Several times over the past few years I’ve used the term “immoral” to describe bicycle infrastructure that suggests safety but actually puts bicyclists in danger. For a good example: see my recent coverage here, see Keri Caffrey’s recent coverage here, and check the original source here.
Is that term too harsh? I don’t think so. I think it is accurate. Here’s what I wrote just a few minutes ago on a Facebook discussion of the topic:
Not that it needs defending, but as a professor who teaches ethics (media), I think this is a concept we MUST continue to use. We ARE talking morality and ethics here. From the duty side: We have a duty not to put others in danger — especially not by fooling them into believing they are safe. From the consequence side: Sending a novice into a dangerous situation with the delusion of safety can easily lead to injury or death.
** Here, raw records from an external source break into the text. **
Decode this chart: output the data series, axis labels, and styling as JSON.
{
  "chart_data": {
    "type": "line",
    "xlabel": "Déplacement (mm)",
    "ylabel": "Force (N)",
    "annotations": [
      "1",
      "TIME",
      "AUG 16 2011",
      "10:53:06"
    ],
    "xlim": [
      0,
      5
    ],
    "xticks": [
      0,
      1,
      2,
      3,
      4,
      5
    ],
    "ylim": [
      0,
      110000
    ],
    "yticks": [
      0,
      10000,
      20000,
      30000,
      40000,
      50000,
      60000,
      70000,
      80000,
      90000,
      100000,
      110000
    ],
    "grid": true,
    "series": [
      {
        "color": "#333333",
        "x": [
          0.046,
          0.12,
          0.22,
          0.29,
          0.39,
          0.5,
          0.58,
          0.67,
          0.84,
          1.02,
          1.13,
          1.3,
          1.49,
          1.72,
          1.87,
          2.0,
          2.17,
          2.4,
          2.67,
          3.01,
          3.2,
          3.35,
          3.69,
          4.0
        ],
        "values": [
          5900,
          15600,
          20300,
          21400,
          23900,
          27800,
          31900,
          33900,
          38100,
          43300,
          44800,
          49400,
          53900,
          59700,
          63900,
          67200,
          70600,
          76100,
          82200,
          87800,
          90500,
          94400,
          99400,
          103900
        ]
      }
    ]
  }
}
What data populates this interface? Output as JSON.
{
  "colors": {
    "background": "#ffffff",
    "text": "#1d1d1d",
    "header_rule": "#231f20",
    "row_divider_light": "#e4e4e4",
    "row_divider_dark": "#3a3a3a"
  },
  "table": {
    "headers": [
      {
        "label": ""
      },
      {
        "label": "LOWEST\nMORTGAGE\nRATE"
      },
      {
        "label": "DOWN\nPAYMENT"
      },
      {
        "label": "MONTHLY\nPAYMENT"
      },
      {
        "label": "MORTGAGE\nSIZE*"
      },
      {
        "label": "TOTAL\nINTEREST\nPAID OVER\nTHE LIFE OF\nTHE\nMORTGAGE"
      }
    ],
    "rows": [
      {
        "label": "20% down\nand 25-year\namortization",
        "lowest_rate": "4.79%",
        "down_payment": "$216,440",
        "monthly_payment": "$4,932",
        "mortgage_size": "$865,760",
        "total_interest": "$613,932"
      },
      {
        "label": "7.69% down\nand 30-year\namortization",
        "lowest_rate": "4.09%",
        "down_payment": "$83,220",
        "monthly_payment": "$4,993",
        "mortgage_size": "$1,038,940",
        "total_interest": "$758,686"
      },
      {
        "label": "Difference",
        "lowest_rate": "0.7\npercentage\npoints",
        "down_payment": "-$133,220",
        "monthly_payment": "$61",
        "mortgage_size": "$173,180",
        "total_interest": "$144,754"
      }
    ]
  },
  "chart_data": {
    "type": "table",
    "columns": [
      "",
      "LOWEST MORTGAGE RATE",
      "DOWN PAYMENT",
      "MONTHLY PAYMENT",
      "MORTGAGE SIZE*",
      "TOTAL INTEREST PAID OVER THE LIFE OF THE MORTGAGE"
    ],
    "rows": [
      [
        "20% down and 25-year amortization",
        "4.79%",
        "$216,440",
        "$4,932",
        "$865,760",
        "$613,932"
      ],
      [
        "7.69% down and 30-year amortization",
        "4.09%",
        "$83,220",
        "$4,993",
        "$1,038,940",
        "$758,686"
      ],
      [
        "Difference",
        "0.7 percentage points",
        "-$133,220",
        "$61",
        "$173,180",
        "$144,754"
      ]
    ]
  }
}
We must continue to speak that word in the face of those who would paint dangerous lines on the road.
One of the discussants mentioned that he had once used the term in a discussion with engineers who were “taken aback” because they were “following standards.”
There is no substitute for doing the hard thinking about how one’s actions may affect the public — especially, in this case, if your job is to build things the public uses. Or if your passion is to advocate for something the public “needs.” Or if your goal is to encourage more people to ride bicycles.
If you do these things, you cannot avoid the moral requirement to think about what you’re doing and how it affects, or could affect, the people who will follow your encouragement or use the thing you build. This requirement, as I demonstrated above, may be argued both in terms of deontological ethics (duty) and teleological ethics (consequence).
Think of that as the double-whammy of ethics. If you’re offending both duty and consequences, well, man, you are way out of bounds in the whole morality thing.
“Standards” (e.g. AASHTO) don’t relieve you of the moral responsibility for what you advocate for and/or what you build.
I would like to see more bicyclists on the road, too. It would make life for everyone a lot better. I know that to be true. It’s one of the things that keeps my fingers banging these keys and pumping these screeds into the interwebs. But I am not willing to earn numbers at the cost of the safety of others. I’m not willing to advocate for infrastructure that I would not use or that would would not allow my wife and daughter to use (straight out of Kant’s categorical imperative, btw).
Our situation (political, social, cultural, economic) in the U.S. means that we bicycle advocates much deal with low participation caused by, among other things, manufactured fear and a love of the almighty automobile. We all wrestle with how to overcome the many obstacles. Can we, please, however, avoid those methods that may harm the very people we wish to serve?
UPDATE: Three important things as this conversation moves forward:
1. An important reminder I give students in my media ethics classes: Using terms such as “unethical” or “immoral” is not intended to brand someone as bad person. We are always discussing behavior — something that one may change as one learns new things.
2. None of what I have written here should be read as a blanket condemnation of engineers. That would be inappropriate and wrong on my part. As commenters have pointed out, inappropriate infrastructure gets built in numerous ways that may or may not include engineers.
3. I use AASHTO above merely as an example of “standards.” The point being that one’s moral obligation does not end with simply following standards. I’m making no claim about AASHTO.